The Multi-Mission Radio Frequency Architecture is a new, digital, software-defined system being developed to replace dated analogue radars that are frequently utilised by the military. The updated architecture guarantees American warfighters unmatched performance and flexibility during intelligence, surveillance, and reconnaissance operations, especially while facing highly advanced adversaries.
In order to do various tasks including communication, navigation, and electronic warfare, Sandia’s digital radar can be altered. On equipment approximately the size of a small toolbox, users will be able to download the software and firmware they require for each mission.
“Agility means the ability for the sensor to be chameleon-like and adapt to the needs of the mission,” said Jacques Loui, who is leading Sandia’s technical team. “We want to be aware of where we are, where our friends and foes are, and we want to be able to operate unimpeded in contested environments.” “We are replacing legacy, analog-based signal processing hardware with state-of-the-art, digitally based signal processing firmware and software,” Loui added.
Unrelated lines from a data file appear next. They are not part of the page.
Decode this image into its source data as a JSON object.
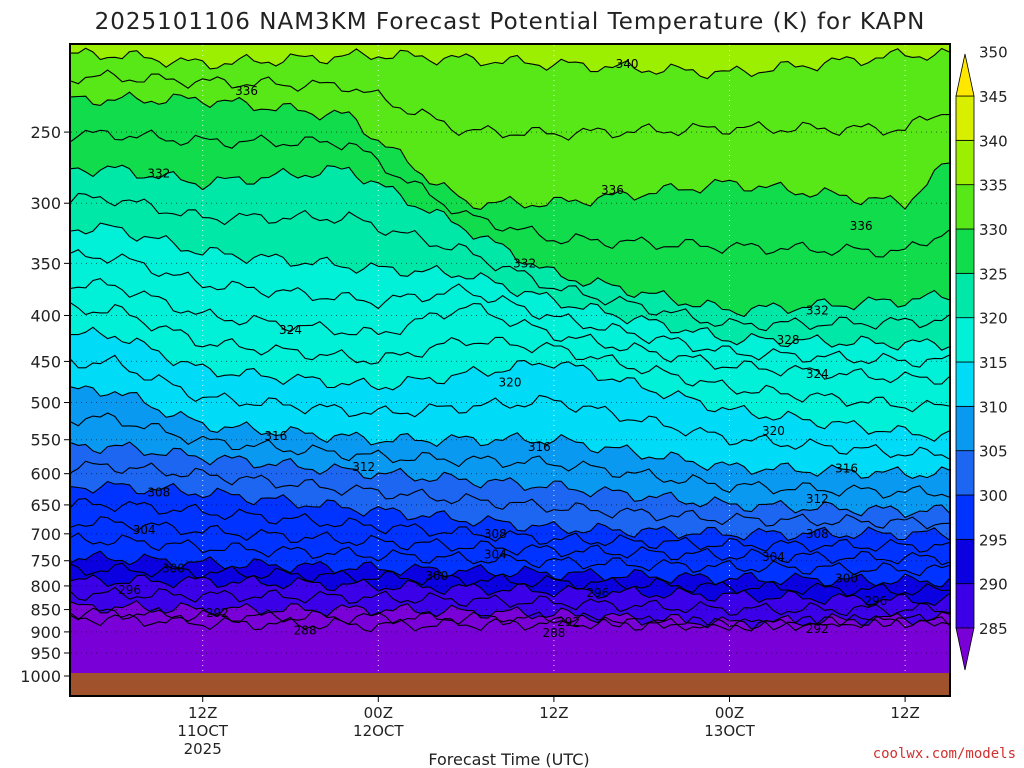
{
  "chart_data": {
    "type": "heatmap",
    "title": "2025101106 NAM3KM Forecast Potential Temperature (K) for KAPN",
    "xlabel": "Forecast Time (UTC)",
    "ylabel": "",
    "x_range_hours": [
      -3,
      57
    ],
    "x_ticks": [
      {
        "hour": 6,
        "lines": [
          "12Z",
          "11OCT",
          "2025"
        ]
      },
      {
        "hour": 18,
        "lines": [
          "00Z",
          "12OCT"
        ]
      },
      {
        "hour": 30,
        "lines": [
          "12Z"
        ]
      },
      {
        "hour": 42,
        "lines": [
          "00Z",
          "13OCT"
        ]
      },
      {
        "hour": 54,
        "lines": [
          "12Z"
        ]
      }
    ],
    "y_scale": "log-pressure",
    "y_range_hpa": [
      1000,
      200
    ],
    "y_ticks": [
      250,
      300,
      350,
      400,
      450,
      500,
      550,
      600,
      650,
      700,
      750,
      800,
      850,
      900,
      950,
      1000
    ],
    "colorbar": {
      "levels": [
        285,
        290,
        295,
        300,
        305,
        310,
        315,
        320,
        325,
        330,
        335,
        340,
        345,
        350
      ],
      "colors": [
        "#7a00d8",
        "#3b00e8",
        "#0a00e0",
        "#0033ff",
        "#1c66f2",
        "#0a99f0",
        "#00dcf8",
        "#00f0d8",
        "#00e8a8",
        "#10dc4c",
        "#58e818",
        "#9cef00",
        "#d8f000",
        "#ffe800"
      ]
    },
    "contour_interval_K": 2,
    "contours": [
      {
        "theta": 288,
        "profile": [
          [
            0,
            870
          ],
          [
            6,
            880
          ],
          [
            18,
            885
          ],
          [
            30,
            880
          ],
          [
            42,
            885
          ],
          [
            54,
            875
          ],
          [
            57,
            880
          ]
        ]
      },
      {
        "theta": 292,
        "profile": [
          [
            0,
            845
          ],
          [
            6,
            850
          ],
          [
            18,
            850
          ],
          [
            30,
            860
          ],
          [
            42,
            880
          ],
          [
            54,
            870
          ],
          [
            57,
            870
          ]
        ]
      },
      {
        "theta": 296,
        "profile": [
          [
            0,
            790
          ],
          [
            6,
            790
          ],
          [
            18,
            800
          ],
          [
            30,
            810
          ],
          [
            42,
            820
          ],
          [
            54,
            830
          ],
          [
            57,
            830
          ]
        ]
      },
      {
        "theta": 300,
        "profile": [
          [
            0,
            745
          ],
          [
            6,
            755
          ],
          [
            18,
            765
          ],
          [
            30,
            775
          ],
          [
            42,
            785
          ],
          [
            54,
            790
          ],
          [
            57,
            790
          ]
        ]
      },
      {
        "theta": 304,
        "profile": [
          [
            0,
            680
          ],
          [
            6,
            695
          ],
          [
            18,
            715
          ],
          [
            30,
            730
          ],
          [
            42,
            740
          ],
          [
            54,
            745
          ],
          [
            57,
            745
          ]
        ]
      },
      {
        "theta": 308,
        "profile": [
          [
            0,
            620
          ],
          [
            6,
            630
          ],
          [
            18,
            660
          ],
          [
            30,
            690
          ],
          [
            42,
            700
          ],
          [
            54,
            700
          ],
          [
            57,
            700
          ]
        ]
      },
      {
        "theta": 312,
        "profile": [
          [
            0,
            560
          ],
          [
            6,
            575
          ],
          [
            18,
            600
          ],
          [
            30,
            620
          ],
          [
            42,
            650
          ],
          [
            54,
            660
          ],
          [
            57,
            660
          ]
        ]
      },
      {
        "theta": 316,
        "profile": [
          [
            0,
            485
          ],
          [
            6,
            530
          ],
          [
            18,
            550
          ],
          [
            30,
            550
          ],
          [
            42,
            590
          ],
          [
            54,
            600
          ],
          [
            57,
            600
          ]
        ]
      },
      {
        "theta": 320,
        "profile": [
          [
            0,
            420
          ],
          [
            6,
            460
          ],
          [
            18,
            480
          ],
          [
            30,
            450
          ],
          [
            42,
            510
          ],
          [
            54,
            540
          ],
          [
            57,
            545
          ]
        ]
      },
      {
        "theta": 324,
        "profile": [
          [
            0,
            370
          ],
          [
            6,
            400
          ],
          [
            18,
            420
          ],
          [
            24,
            390
          ],
          [
            30,
            420
          ],
          [
            42,
            455
          ],
          [
            54,
            470
          ],
          [
            57,
            470
          ]
        ]
      },
      {
        "theta": 328,
        "profile": [
          [
            0,
            320
          ],
          [
            6,
            340
          ],
          [
            18,
            355
          ],
          [
            24,
            360
          ],
          [
            30,
            385
          ],
          [
            42,
            425
          ],
          [
            54,
            430
          ],
          [
            57,
            430
          ]
        ]
      },
      {
        "theta": 332,
        "profile": [
          [
            0,
            275
          ],
          [
            6,
            285
          ],
          [
            16,
            275
          ],
          [
            24,
            320
          ],
          [
            30,
            360
          ],
          [
            42,
            395
          ],
          [
            54,
            385
          ],
          [
            57,
            380
          ]
        ]
      },
      {
        "theta": 336,
        "profile": [
          [
            0,
            230
          ],
          [
            6,
            230
          ],
          [
            16,
            240
          ],
          [
            24,
            300
          ],
          [
            30,
            300
          ],
          [
            42,
            285
          ],
          [
            54,
            300
          ],
          [
            57,
            270
          ]
        ]
      },
      {
        "theta": 340,
        "profile": [
          [
            0,
            205
          ],
          [
            6,
            210
          ],
          [
            18,
            205
          ],
          [
            30,
            210
          ],
          [
            42,
            215
          ],
          [
            54,
            205
          ],
          [
            57,
            205
          ]
        ]
      }
    ],
    "contour_labels": [
      {
        "text": "336",
        "hour": 9,
        "hpa": 225
      },
      {
        "text": "332",
        "hour": 3,
        "hpa": 278
      },
      {
        "text": "324",
        "hour": 12,
        "hpa": 415
      },
      {
        "text": "316",
        "hour": 11,
        "hpa": 545
      },
      {
        "text": "308",
        "hour": 3,
        "hpa": 630
      },
      {
        "text": "304",
        "hour": 2,
        "hpa": 693
      },
      {
        "text": "300",
        "hour": 4,
        "hpa": 765
      },
      {
        "text": "296",
        "hour": 1,
        "hpa": 808
      },
      {
        "text": "292",
        "hour": 7,
        "hpa": 858
      },
      {
        "text": "288",
        "hour": 13,
        "hpa": 897
      },
      {
        "text": "312",
        "hour": 17,
        "hpa": 590
      },
      {
        "text": "340",
        "hour": 35,
        "hpa": 210
      },
      {
        "text": "336",
        "hour": 34,
        "hpa": 290
      },
      {
        "text": "332",
        "hour": 28,
        "hpa": 350
      },
      {
        "text": "320",
        "hour": 27,
        "hpa": 475
      },
      {
        "text": "316",
        "hour": 29,
        "hpa": 560
      },
      {
        "text": "308",
        "hour": 26,
        "hpa": 700
      },
      {
        "text": "304",
        "hour": 26,
        "hpa": 738
      },
      {
        "text": "300",
        "hour": 22,
        "hpa": 780
      },
      {
        "text": "296",
        "hour": 33,
        "hpa": 815
      },
      {
        "text": "292",
        "hour": 31,
        "hpa": 878
      },
      {
        "text": "288",
        "hour": 30,
        "hpa": 902
      },
      {
        "text": "336",
        "hour": 51,
        "hpa": 318
      },
      {
        "text": "332",
        "hour": 48,
        "hpa": 395
      },
      {
        "text": "328",
        "hour": 46,
        "hpa": 426
      },
      {
        "text": "324",
        "hour": 48,
        "hpa": 465
      },
      {
        "text": "320",
        "hour": 45,
        "hpa": 538
      },
      {
        "text": "316",
        "hour": 50,
        "hpa": 592
      },
      {
        "text": "312",
        "hour": 48,
        "hpa": 640
      },
      {
        "text": "308",
        "hour": 48,
        "hpa": 700
      },
      {
        "text": "304",
        "hour": 45,
        "hpa": 743
      },
      {
        "text": "300",
        "hour": 50,
        "hpa": 785
      },
      {
        "text": "296",
        "hour": 52,
        "hpa": 832
      },
      {
        "text": "292",
        "hour": 48,
        "hpa": 893
      }
    ],
    "grid": true,
    "ground_color": "#a0522d"
  },
  "credit": "coolwx.com/models"
}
The amount of information wireless technologies can broadcast and receive is increased by 5G cellular technology. It is being used by Sandia to develop digital processing tools that transform enormous volumes of analogue data into digital signals and vice versa, including a digital version of synthetic aperture radar, a widely used remote radio frequency imaging device for various national security operations.
Extremely high performance is necessary for Sandia radars. Finally, technology has advanced to the point where the lab can move from analogue to digital while maintaining the highest level of realism. The new digital architecture may run numerous radio-frequency channels concurrently, either cooperating on a single purpose or operating independently on a number of separate functions, thanks to advanced wireless technology.
“The use of commercially available electronics is driving down the cost of these sophisticated systems, providing a clear path of upgrades as the technology continues to advance,” said Steven Castillo, recently retired Sandia senior manager who worked with the project. “The new architecture also sets the stage for utilizing new, highly agile antennas of the future.”
Sandia’s cross-organizational research team and foundational digital radar architecture are well-positioned to enable adoption of new generations of quickly evolving technology for increased performance while at the same time customizing the system for an expanding range of applications as the new radar technology continues to mature.